Ekrem İmamoğlu, resmen seçim kararı alınıp adaylık başvurusunun zamanı gelene kadar Cumhuriyet Halk Partisi'nin adayı. Çünkü adayı değiştirmek artık adayın bile elinde değil. 15,5 milyon kişi gelmiş, oy vermiş. Bu 15,5 milyon kişinin içinde analiz edildiğinde de öyle şeyler çıkıyor ki ömrü boyunca CHP'nin kapısından geçmemiş insanlar gelmişler ve o haksızlığa karşı dayanışma içinde adaya oy vermişler. O kişilerin adayı Ekrem İmamoğlu, son ana kadar Ekrem İmamoğlu'nun aday olması için hem hukuki hem siyasi bütün şartları ve zeminleri zorlayacağız.

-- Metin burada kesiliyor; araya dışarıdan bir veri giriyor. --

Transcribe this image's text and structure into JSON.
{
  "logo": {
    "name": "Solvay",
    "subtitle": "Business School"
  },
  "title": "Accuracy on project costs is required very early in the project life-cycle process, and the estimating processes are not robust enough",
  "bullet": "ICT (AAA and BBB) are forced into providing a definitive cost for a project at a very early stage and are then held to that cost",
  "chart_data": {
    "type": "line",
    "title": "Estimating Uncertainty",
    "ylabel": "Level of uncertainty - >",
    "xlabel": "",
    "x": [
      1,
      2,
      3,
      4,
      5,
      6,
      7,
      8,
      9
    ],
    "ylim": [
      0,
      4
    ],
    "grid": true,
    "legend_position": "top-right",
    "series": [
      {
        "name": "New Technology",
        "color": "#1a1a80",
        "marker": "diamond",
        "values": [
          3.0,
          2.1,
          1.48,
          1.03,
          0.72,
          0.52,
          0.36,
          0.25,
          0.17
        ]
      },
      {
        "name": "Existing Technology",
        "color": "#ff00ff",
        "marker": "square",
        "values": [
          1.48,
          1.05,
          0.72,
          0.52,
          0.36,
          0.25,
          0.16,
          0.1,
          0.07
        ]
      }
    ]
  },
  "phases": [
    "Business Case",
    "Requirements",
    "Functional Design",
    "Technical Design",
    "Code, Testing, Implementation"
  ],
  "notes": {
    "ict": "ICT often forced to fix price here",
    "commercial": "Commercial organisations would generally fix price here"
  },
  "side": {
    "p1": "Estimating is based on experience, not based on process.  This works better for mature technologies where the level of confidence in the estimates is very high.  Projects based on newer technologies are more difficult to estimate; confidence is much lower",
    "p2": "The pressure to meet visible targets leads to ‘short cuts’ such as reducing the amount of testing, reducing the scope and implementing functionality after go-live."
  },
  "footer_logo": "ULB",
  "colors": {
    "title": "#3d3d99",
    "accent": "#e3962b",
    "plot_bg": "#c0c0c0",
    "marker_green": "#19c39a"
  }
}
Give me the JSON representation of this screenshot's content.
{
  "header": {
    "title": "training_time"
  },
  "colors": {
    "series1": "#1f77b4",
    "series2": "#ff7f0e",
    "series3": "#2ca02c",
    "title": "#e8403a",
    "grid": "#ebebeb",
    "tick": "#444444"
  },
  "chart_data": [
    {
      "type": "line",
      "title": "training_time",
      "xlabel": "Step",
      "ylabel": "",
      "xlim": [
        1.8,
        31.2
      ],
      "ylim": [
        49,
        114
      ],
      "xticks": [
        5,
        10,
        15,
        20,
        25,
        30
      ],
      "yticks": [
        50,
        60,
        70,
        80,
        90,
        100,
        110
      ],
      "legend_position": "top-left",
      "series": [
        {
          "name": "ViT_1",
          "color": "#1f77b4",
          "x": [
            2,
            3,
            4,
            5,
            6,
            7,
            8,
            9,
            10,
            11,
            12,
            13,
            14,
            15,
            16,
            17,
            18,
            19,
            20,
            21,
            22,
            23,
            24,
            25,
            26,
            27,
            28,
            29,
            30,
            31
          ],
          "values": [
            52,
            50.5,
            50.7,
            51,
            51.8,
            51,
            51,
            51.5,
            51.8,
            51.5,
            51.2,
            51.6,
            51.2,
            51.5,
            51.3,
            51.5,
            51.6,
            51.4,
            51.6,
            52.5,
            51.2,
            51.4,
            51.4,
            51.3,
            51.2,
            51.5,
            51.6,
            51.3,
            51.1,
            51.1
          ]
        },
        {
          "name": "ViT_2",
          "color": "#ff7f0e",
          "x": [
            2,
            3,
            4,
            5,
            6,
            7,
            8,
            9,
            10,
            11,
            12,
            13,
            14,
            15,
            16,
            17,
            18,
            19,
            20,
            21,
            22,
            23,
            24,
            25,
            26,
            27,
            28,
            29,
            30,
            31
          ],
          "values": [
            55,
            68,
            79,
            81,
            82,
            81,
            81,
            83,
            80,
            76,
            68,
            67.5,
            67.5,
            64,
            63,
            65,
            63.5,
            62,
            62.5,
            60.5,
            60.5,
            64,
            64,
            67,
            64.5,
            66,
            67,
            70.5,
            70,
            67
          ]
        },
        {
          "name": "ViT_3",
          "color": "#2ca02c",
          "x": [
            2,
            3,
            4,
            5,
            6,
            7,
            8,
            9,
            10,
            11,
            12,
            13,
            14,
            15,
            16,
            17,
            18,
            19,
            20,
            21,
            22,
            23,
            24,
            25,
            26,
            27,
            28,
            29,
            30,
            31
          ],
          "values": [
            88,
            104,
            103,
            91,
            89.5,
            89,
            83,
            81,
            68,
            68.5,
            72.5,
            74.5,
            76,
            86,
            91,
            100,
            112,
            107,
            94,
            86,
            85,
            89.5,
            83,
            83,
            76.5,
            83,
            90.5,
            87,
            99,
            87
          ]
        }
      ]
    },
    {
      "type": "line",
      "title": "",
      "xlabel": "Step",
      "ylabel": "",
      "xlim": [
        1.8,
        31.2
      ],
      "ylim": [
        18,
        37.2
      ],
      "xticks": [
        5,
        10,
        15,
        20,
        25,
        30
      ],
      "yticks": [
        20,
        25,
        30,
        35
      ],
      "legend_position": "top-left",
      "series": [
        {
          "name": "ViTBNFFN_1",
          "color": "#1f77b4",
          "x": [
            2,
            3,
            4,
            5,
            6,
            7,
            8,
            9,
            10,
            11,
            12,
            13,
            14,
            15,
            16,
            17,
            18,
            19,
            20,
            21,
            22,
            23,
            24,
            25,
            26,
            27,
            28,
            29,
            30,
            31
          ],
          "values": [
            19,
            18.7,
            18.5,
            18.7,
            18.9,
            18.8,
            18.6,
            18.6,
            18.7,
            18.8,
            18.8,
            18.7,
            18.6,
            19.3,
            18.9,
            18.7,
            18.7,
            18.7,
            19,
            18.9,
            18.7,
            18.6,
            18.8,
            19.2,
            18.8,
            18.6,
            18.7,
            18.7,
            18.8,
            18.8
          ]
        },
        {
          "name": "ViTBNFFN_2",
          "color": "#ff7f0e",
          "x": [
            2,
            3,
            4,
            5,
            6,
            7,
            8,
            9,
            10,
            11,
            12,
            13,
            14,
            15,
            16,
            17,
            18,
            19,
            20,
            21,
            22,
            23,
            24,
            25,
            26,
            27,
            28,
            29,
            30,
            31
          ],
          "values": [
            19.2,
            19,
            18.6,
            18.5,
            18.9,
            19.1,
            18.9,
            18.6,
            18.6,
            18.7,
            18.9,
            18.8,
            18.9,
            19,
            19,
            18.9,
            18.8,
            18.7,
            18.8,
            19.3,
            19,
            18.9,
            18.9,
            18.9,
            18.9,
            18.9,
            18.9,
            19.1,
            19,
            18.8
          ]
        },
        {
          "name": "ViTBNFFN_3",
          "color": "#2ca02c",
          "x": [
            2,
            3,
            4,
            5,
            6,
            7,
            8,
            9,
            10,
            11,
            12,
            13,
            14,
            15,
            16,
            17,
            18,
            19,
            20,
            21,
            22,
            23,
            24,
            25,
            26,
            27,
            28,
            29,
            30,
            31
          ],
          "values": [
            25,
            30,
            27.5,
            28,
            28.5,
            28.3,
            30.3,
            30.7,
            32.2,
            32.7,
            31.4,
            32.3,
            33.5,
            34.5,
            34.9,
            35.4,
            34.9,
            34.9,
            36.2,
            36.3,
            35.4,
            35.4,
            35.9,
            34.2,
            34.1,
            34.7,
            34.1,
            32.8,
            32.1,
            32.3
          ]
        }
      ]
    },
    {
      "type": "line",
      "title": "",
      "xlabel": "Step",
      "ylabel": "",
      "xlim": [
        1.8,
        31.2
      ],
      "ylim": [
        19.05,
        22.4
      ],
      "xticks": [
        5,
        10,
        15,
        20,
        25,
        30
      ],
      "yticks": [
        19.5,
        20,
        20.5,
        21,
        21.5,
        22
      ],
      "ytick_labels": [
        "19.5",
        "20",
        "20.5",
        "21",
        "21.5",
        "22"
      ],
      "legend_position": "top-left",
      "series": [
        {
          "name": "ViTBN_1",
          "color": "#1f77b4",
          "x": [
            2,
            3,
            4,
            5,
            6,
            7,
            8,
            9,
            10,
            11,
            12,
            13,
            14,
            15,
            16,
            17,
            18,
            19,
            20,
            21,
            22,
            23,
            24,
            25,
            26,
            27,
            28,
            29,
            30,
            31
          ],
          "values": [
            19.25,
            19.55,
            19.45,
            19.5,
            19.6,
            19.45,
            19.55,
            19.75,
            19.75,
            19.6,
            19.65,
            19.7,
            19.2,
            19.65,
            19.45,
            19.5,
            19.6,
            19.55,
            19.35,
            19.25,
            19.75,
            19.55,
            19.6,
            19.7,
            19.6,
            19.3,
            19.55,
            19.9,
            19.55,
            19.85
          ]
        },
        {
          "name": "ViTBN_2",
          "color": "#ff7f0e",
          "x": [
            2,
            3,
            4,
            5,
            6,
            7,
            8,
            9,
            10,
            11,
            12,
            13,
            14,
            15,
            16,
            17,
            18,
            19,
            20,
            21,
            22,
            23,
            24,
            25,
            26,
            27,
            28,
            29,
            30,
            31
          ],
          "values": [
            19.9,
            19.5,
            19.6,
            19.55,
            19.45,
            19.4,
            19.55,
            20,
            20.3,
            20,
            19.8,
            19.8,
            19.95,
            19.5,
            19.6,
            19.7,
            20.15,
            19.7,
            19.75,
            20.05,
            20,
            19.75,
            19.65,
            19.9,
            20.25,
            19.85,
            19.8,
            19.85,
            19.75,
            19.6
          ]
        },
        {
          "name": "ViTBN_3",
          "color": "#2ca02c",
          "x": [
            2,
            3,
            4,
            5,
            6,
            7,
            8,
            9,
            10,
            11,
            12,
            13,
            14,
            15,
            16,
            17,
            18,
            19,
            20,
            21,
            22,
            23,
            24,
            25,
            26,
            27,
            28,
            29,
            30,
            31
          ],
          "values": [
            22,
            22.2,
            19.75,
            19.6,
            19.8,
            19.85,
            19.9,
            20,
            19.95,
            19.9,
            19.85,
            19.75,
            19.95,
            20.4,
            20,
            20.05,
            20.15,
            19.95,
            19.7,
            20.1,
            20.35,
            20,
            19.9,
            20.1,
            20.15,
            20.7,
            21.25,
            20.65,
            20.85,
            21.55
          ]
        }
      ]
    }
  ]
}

“Aday olamazsa en doğru adaya bakılır”
Aday olamadığı bir nokta olduğunda o gün dönülüp bakılır kim kazanacak, en doğru aday kim? Kimle kazanılıyor? Başka bir karar vermek gerekirse ve ümit ediyorum gerekmez. O kararı hep beraber, birlik beraberlik halinde veririz. Önemli olan şu; yani bu iktidarı değiştirmek için ne yapmak gerekiyorsa onu yapacağız. Ekrem İmamoğlu'nun ön seçim süreci de buna dairdir. Gözaltına alınıp tutuklandıktan sonraki süreçte buna dair doğrusunun bu olduğuna inandığımız için bu mücadeleyi veriyoruz.